I would use the crap out of a Linux distribution built in python.
https://github.com/dcantrell/pycoreutils https://github.com/davidfischer/pycoreutils
http://u-root.tk/ does that for Go.
actually now you mentioned it, barring possible performance issues I'd also like a Python distro
The thing that is working for me is to explore VB.net . It is really an interesting language with many historical features. I've noticed that all the languages I use (Python, C#, Java, Go, etc.) distracted me from the essence of programming. When I started programming I immidiately thought about patterns, architecture, unit-tests, integration-test etc.
In VB.net I feel like I'm slowly reexperiencing the joy I've felt in my earlier days of programming.

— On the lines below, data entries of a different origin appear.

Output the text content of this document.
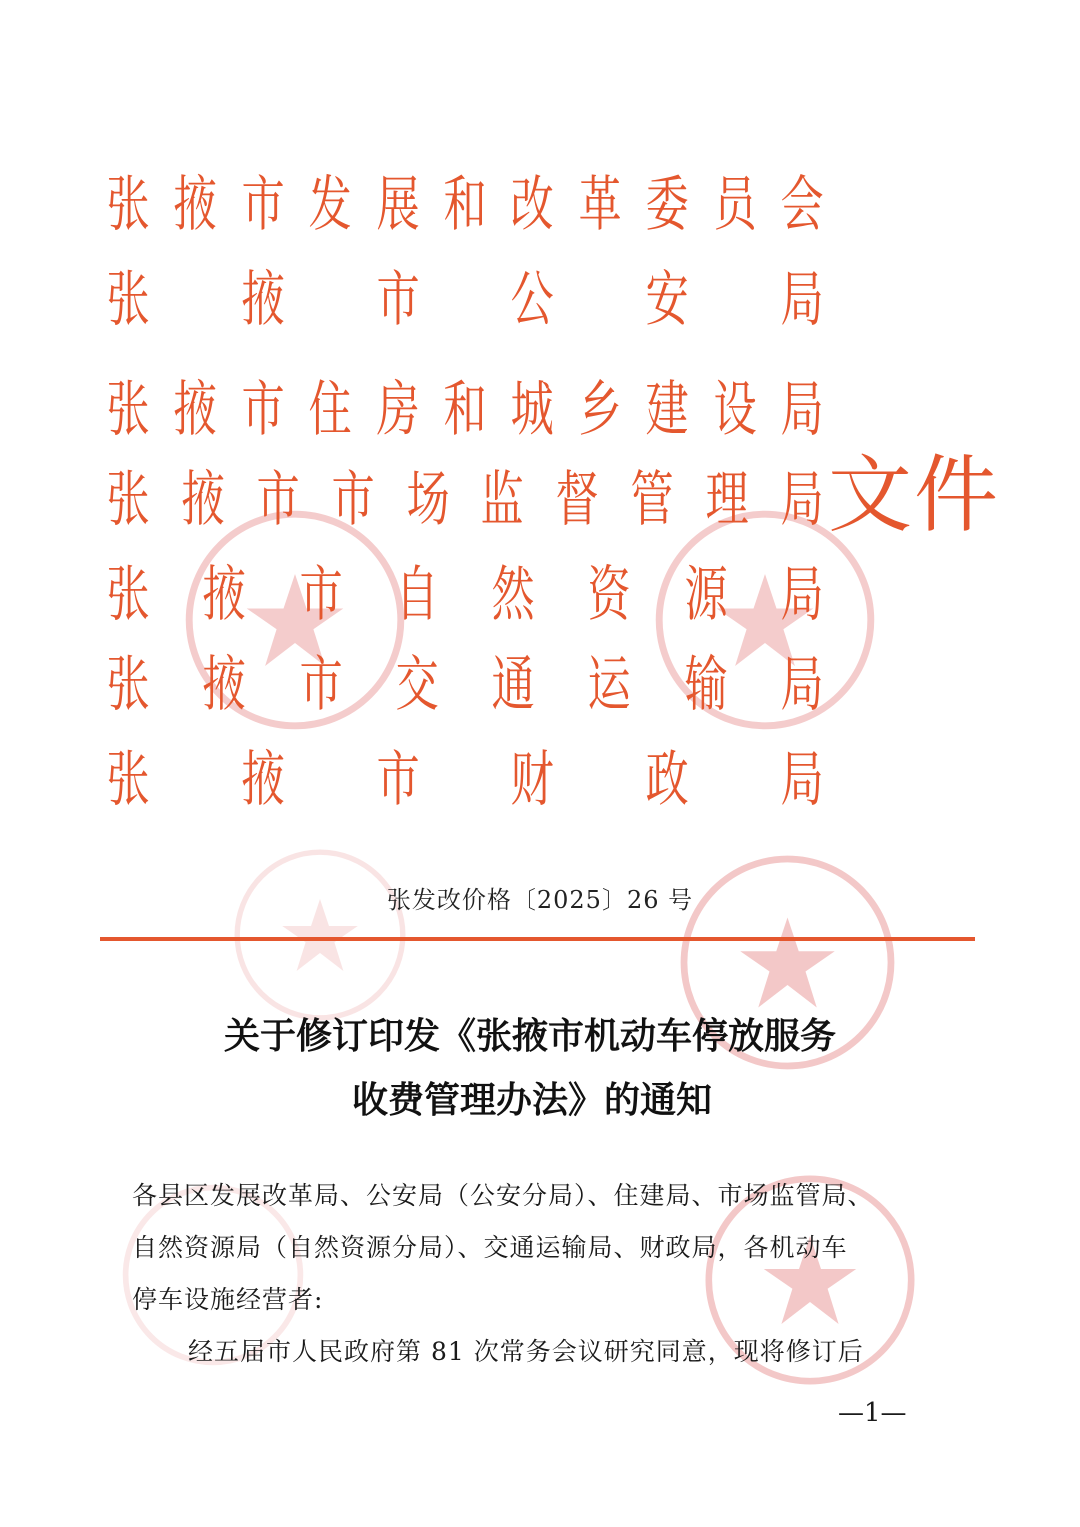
张 掖 市 发 展 和 改 革 委 员 会
张 掖 市 公 安 局
张 掖 市 住 房 和 城 乡 建 设 局
张 掖 市 市 场 监 督 管 理 局
张 掖 市 自 然 资 源 局
张 掖 市 交 通 运 输 局
张 掖 市 财 政 局
文件
张发改价格〔2025〕26 号
关于修订印发《张掖市机动车停放服务
收费管理办法》的通知
各县区发展改革局、公安局（公安分局）、住建局、市场监管局、
自然资源局（自然资源分局）、交通运输局、财政局，各机动车
停车设施经营者:
经五届市人民政府第 81 次常务会议研究同意，现将修订后
—1—
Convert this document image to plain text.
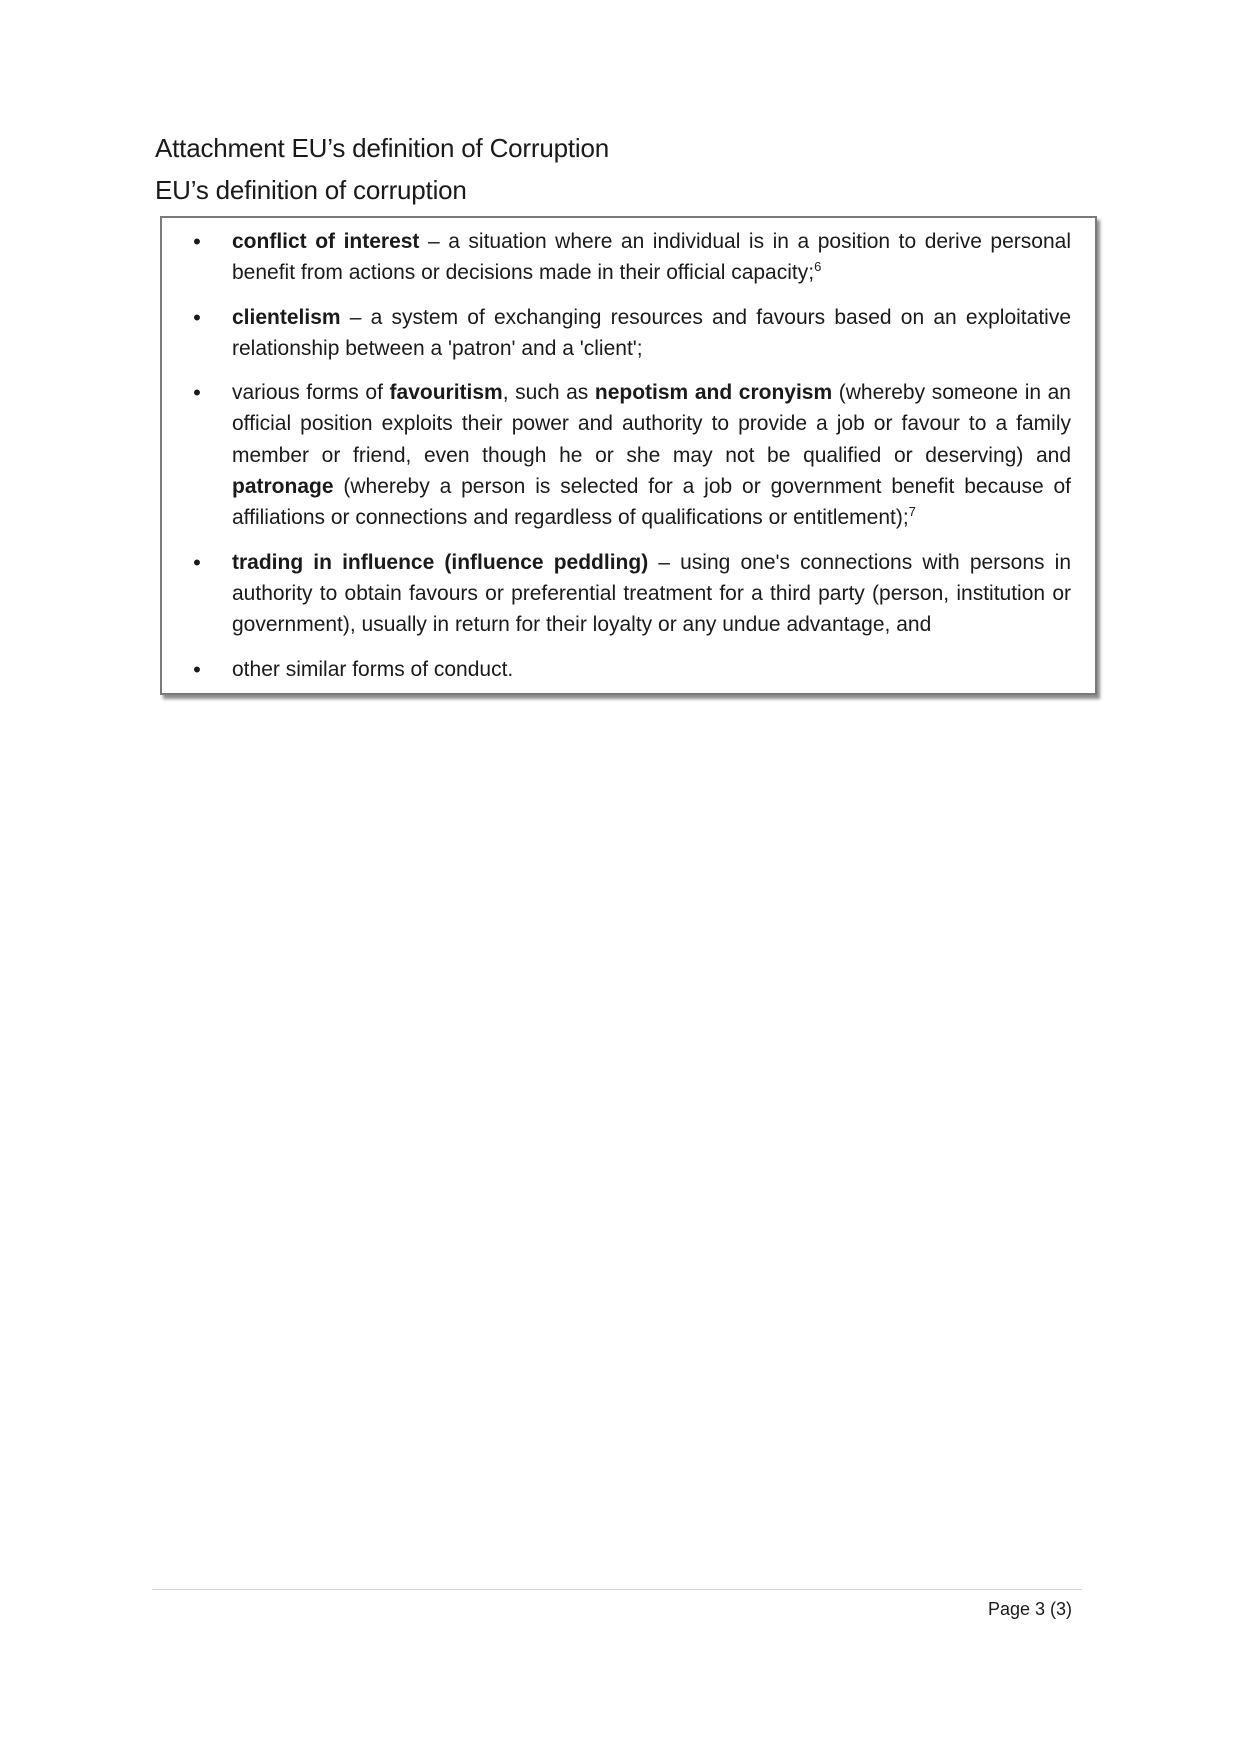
Attachment EU’s definition of Corruption
EU’s definition of corruption
• conflict of interest – a situation where an individual is in a position to derive personal benefit from actions or decisions made in their official capacity;$^6$
• clientelism – a system of exchanging resources and favours based on an exploitative relationship between a 'patron' and a 'client';
• various forms of favouritism, such as nepotism and cronyism (whereby someone in an official position exploits their power and authority to provide a job or favour to a family member or friend, even though he or she may not be qualified or deserving) and patronage (whereby a person is selected for a job or government benefit because of affiliations or connections and regardless of qualifications or entitlement);$^7$
• trading in influence (influence peddling) – using one's connections with persons in authority to obtain favours or preferential treatment for a third party (person, institution or government), usually in return for their loyalty or any undue advantage, and
• other similar forms of conduct.
Page 3 (3)
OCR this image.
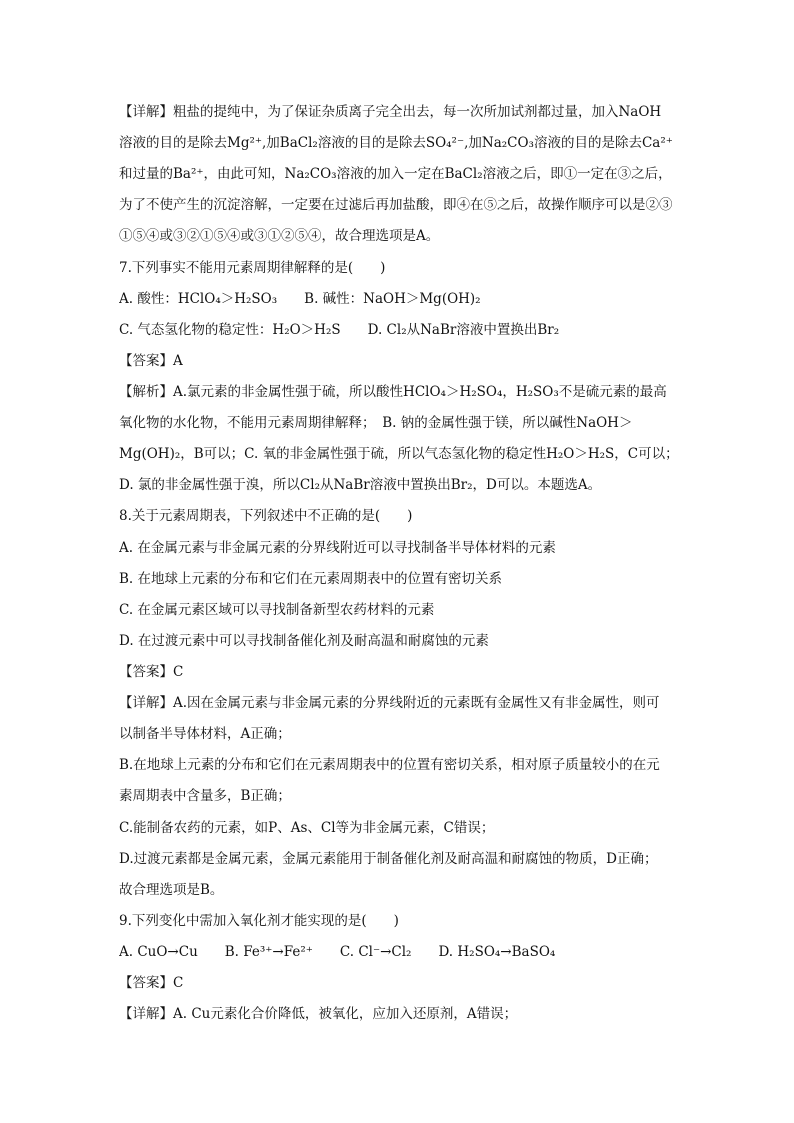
【详解】粗盐的提纯中，为了保证杂质离子完全出去，每一次所加试剂都过量，加入NaOH
溶液的目的是除去Mg²⁺,加BaCl₂溶液的目的是除去SO₄²⁻,加Na₂CO₃溶液的目的是除去Ca²⁺
和过量的Ba²⁺，由此可知，Na₂CO₃溶液的加入一定在BaCl₂溶液之后，即①一定在③之后，
为了不使产生的沉淀溶解，一定要在过滤后再加盐酸，即④在⑤之后，故操作顺序可以是②③
①⑤④或③②①⑤④或③①②⑤④，故合理选项是A。
7.下列事实不能用元素周期律解释的是(　　)
A. 酸性：HClO₄＞H₂SO₃　　B. 碱性：NaOH＞Mg(OH)₂
C. 气态氢化物的稳定性：H₂O＞H₂S　　D. Cl₂从NaBr溶液中置换出Br₂
【答案】A
【解析】A.氯元素的非金属性强于硫，所以酸性HClO₄＞H₂SO₄，H₂SO₃不是硫元素的最高
氧化物的水化物，不能用元素周期律解释；　B. 钠的金属性强于镁，所以碱性NaOH＞
Mg(OH)₂，B可以；C. 氧的非金属性强于硫，所以气态氢化物的稳定性H₂O＞H₂S，C可以；
D. 氯的非金属性强于溴，所以Cl₂从NaBr溶液中置换出Br₂，D可以。本题选A。
8.关于元素周期表，下列叙述中不正确的是(　　)
A. 在金属元素与非金属元素的分界线附近可以寻找制备半导体材料的元素
B. 在地球上元素的分布和它们在元素周期表中的位置有密切关系
C. 在金属元素区域可以寻找制备新型农药材料的元素
D. 在过渡元素中可以寻找制备催化剂及耐高温和耐腐蚀的元素
【答案】C
【详解】A.因在金属元素与非金属元素的分界线附近的元素既有金属性又有非金属性，则可
以制备半导体材料，A正确；
B.在地球上元素的分布和它们在元素周期表中的位置有密切关系，相对原子质量较小的在元
素周期表中含量多，B正确；
C.能制备农药的元素，如P、As、Cl等为非金属元素，C错误；
D.过渡元素都是金属元素，金属元素能用于制备催化剂及耐高温和耐腐蚀的物质，D正确；
故合理选项是B。
9.下列变化中需加入氧化剂才能实现的是(　　)
A. CuO→Cu　　B. Fe³⁺→Fe²⁺　　C. Cl⁻→Cl₂　　D. H₂SO₄→BaSO₄
【答案】C
【详解】A. Cu元素化合价降低，被氧化，应加入还原剂，A错误；
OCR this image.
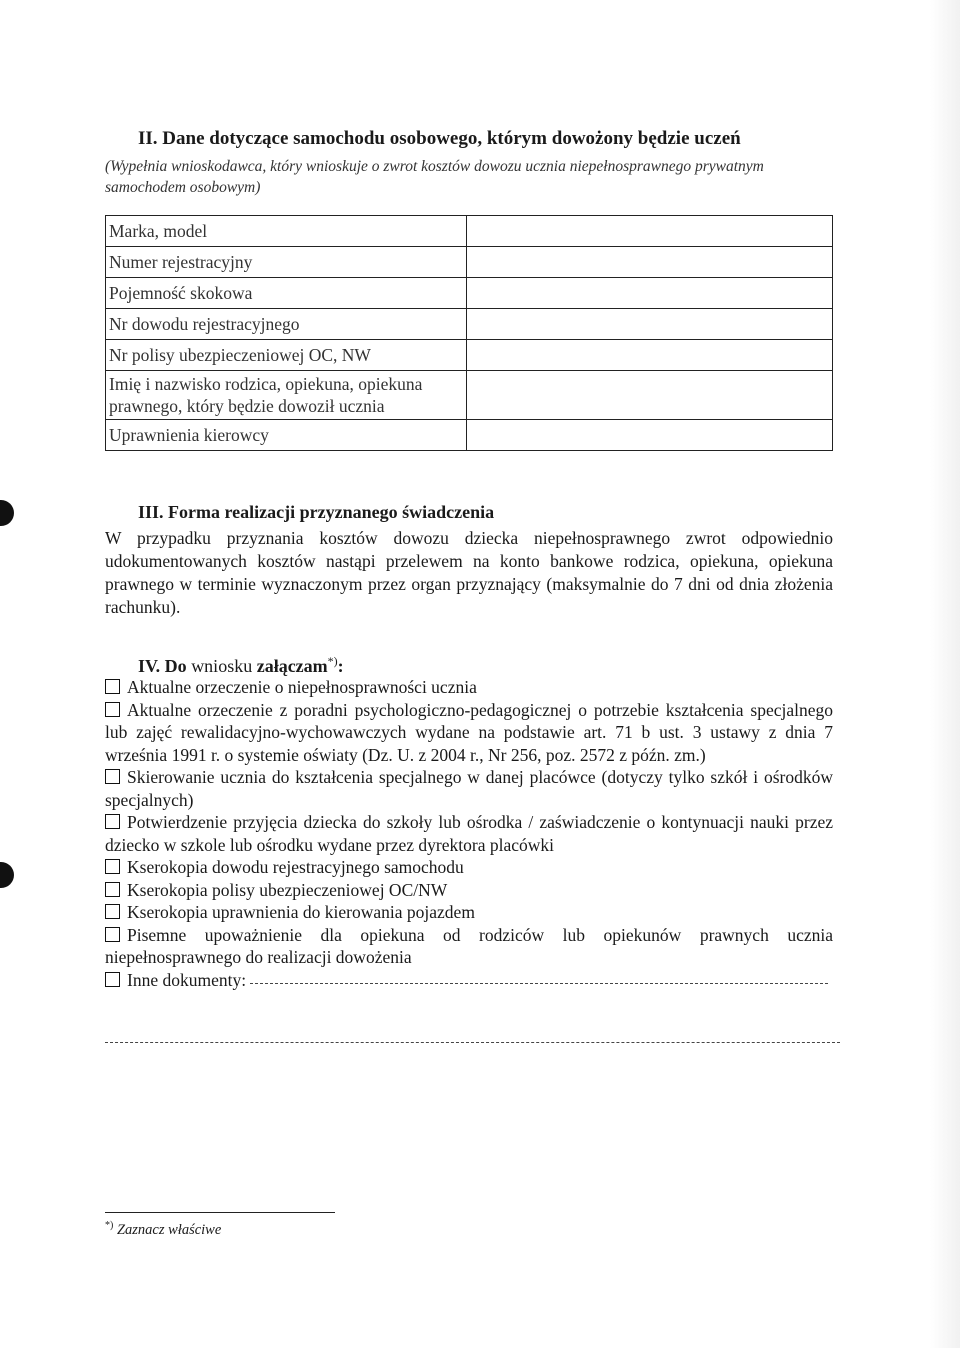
II. Dane dotyczące samochodu osobowego, którym dowożony będzie uczeń
(Wypełnia wnioskodawca, który wnioskuje o zwrot kosztów dowozu ucznia niepełnosprawnego prywatnym samochodem osobowym)
Marka, model	
Numer rejestracyjny	
Pojemność skokowa	
Nr dowodu rejestracyjnego	
Nr polisy ubezpieczeniowej OC, NW	
Imię i nazwisko rodzica, opiekuna, opiekuna prawnego, który będzie dowoził ucznia	
Uprawnienia kierowcy	
III. Forma realizacji przyznanego świadczenia
W przypadku przyznania kosztów dowozu dziecka niepełnosprawnego zwrot odpowiednio udokumentowanych kosztów nastąpi przelewem na konto bankowe rodzica, opiekuna, opiekuna prawnego w terminie wyznaczonym przez organ przyznający (maksymalnie do 7 dni od dnia złożenia rachunku).
IV. Do wniosku załączam*):
Aktualne orzeczenie o niepełnosprawności ucznia
Aktualne orzeczenie z poradni psychologiczno-pedagogicznej o potrzebie kształcenia specjalnego lub zajęć rewalidacyjno-wychowawczych wydane na podstawie art. 71 b ust. 3 ustawy z dnia 7 września 1991 r. o systemie oświaty (Dz. U. z 2004 r., Nr 256, poz. 2572 z późn. zm.)
Skierowanie ucznia do kształcenia specjalnego w danej placówce (dotyczy tylko szkół i ośrodków specjalnych)
Potwierdzenie przyjęcia dziecka do szkoły lub ośrodka / zaświadczenie o kontynuacji nauki przez dziecko w szkole lub ośrodku wydane przez dyrektora placówki
Kserokopia dowodu rejestracyjnego samochodu
Kserokopia polisy ubezpieczeniowej OC/NW
Kserokopia uprawnienia do kierowania pojazdem
Pisemne upoważnienie dla opiekuna od rodziców lub opiekunów prawnych ucznia niepełnosprawnego do realizacji dowożenia
Inne dokumenty:
*) Zaznacz właściwe
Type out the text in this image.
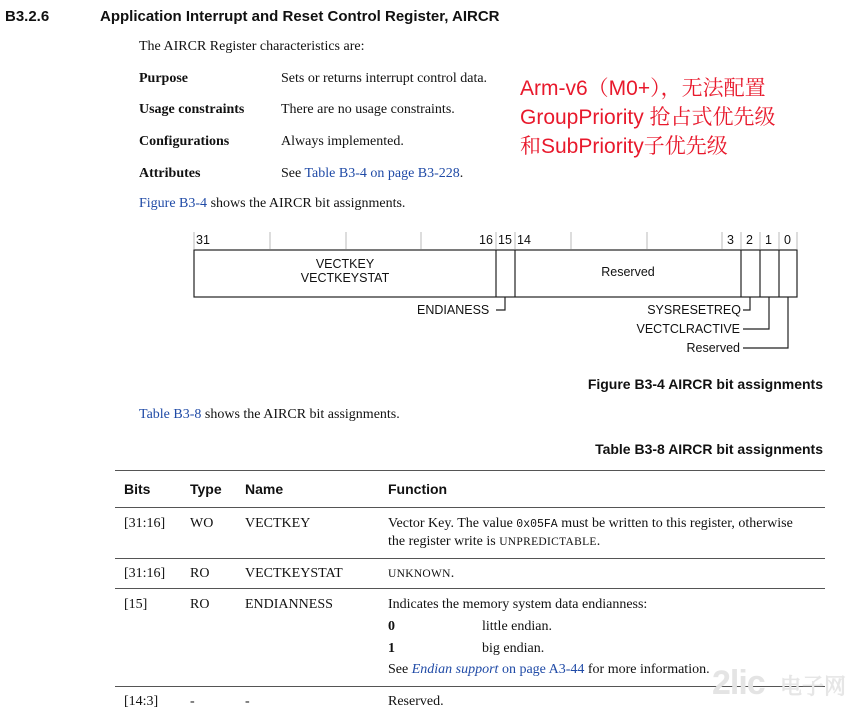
B3.2.6	Application Interrupt and Reset Control Register, AIRCR
The AIRCR Register characteristics are:
Purpose	Sets or returns interrupt control data.
Usage constraints	There are no usage constraints.
Configurations	Always implemented.
Attributes	See Table B3-4 on page B3-228.
Arm-v6（M0+），无法配置
GroupPriority 抢占式优先级
和SubPriority子优先级
Figure B3-4 shows the AIRCR bit assignments.
31	16 15 14	3 2 1 0
VECTKEY
VECTKEYSTAT	Reserved
ENDIANESS	SYSRESETREQ
VECTCLRACTIVE
Reserved
Figure B3-4 AIRCR bit assignments
Table B3-8 shows the AIRCR bit assignments.
Table B3-8 AIRCR bit assignments
Bits	Type Name	Function
[31:16] WO VECTKEY	Vector Key. The value 0x05FA must be written to this register, otherwise
the register write is UNPREDICTABLE.
[31:16] RO	VECTKEYSTAT	UNKNOWN.
[15]	RO	ENDIANNESS	Indicates the memory system data endianness:
0	little endian.
1	big endian.
See Endian support on page A3-44 for more information.
[14:3] -	-	Reserved.	2lic 电子网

Ruby was the first language that I experienced that got out of the way, so I felt like I could think about what I was trying to achieve, rather being distracted by house-keeping. Of the other languages that I've tried, I've only gotten close to the same feeling with JavaScript, Go and Python.
I suspect that a lot of it is to do with your own mind-set at the time: I first learned Python as an applications language, with all of the add-on tools and baggage, and didn't like it much, but recently I wrote a one-file, no-dependency thing to do exactly one job in Python, using just the standard library, and it was a joy.
The difference was, I think, that I did not feel the internal pressure to meet best practices, and could just write the code. For some languages, the stuff that you are supposed to do and the tools that you are supposed to use are a heavy burden.
the illusion is almost real, because sometimes i also run linux in vmware/docker/... and when i am not paying attention i forget easily which os i am on.
the unix subsystem for win is quite boring as you can't mix windows applications with linux ones, for example running visual studio build from bash.
powershell would be probably worth learning, if i'd have to, but i do not. it may be godsend to win sysadmins though, as classic cmd is a 40 year old joke.
I recommend Emacs. Maybe not as a daily driver (it's a matter of preference), but for the experience. I recommend at least a month with it, make sure to write some original Lisp code for your customisations. (You WILL end up customizing it, the defaults are crap.)
> or a window manager
I recommend Awesome. The core is in C, but that's basically the low-level stuff, the actual WM is written in Lua. If you'd start with an empty init file, you'd have a moderately sized side-project on your hands to put something usable together. But if you'd start from the stock rc, there's a world of endless tweaking and customisation waiting for you...
Watch out, both Emacs and Awesome are rabbit holes.
As someone who has recently joined the 1k LOC Emacs configuration file club, I have to disagree. The default settings are a well thought out starting point that needs minimal tweaking to get to exactly where you want. I try out a lot of packages on ELPA, and many that purport to provide alternatives for defaults end up being inferior to using the defaults with some small tweaks. The convenient thing is that you can customize the third-party packages in the same way and just use the parts you like from them.
The other good thing about Emacs is that you don't need a separate window manager[1], and you don't need to use a separate command shell (Emacs comes with eshell), or to use a terminal emulator for SSHing into remote machines (eshell over TRAMP is absolutely amazing), or a file manager (Emacs comes with dired, which works over TRAMP which is amazing), or a...
org-mode is a good one, too, but I feel like I've barely scratched the surface there.
I even started to suspect that an easy customization of a tool can be a bad sign. It is almost like developers delegates all usability issues to the end user making the default case really bad.
I've used -- for longer periods of time, of course -- Awesome, Xmonad, i3, and dwm; while some of them are better at some things than StumpWM, StumpWM is the only one that provides an Emacs, live-hackable experience. So these days, I strongly prefer that.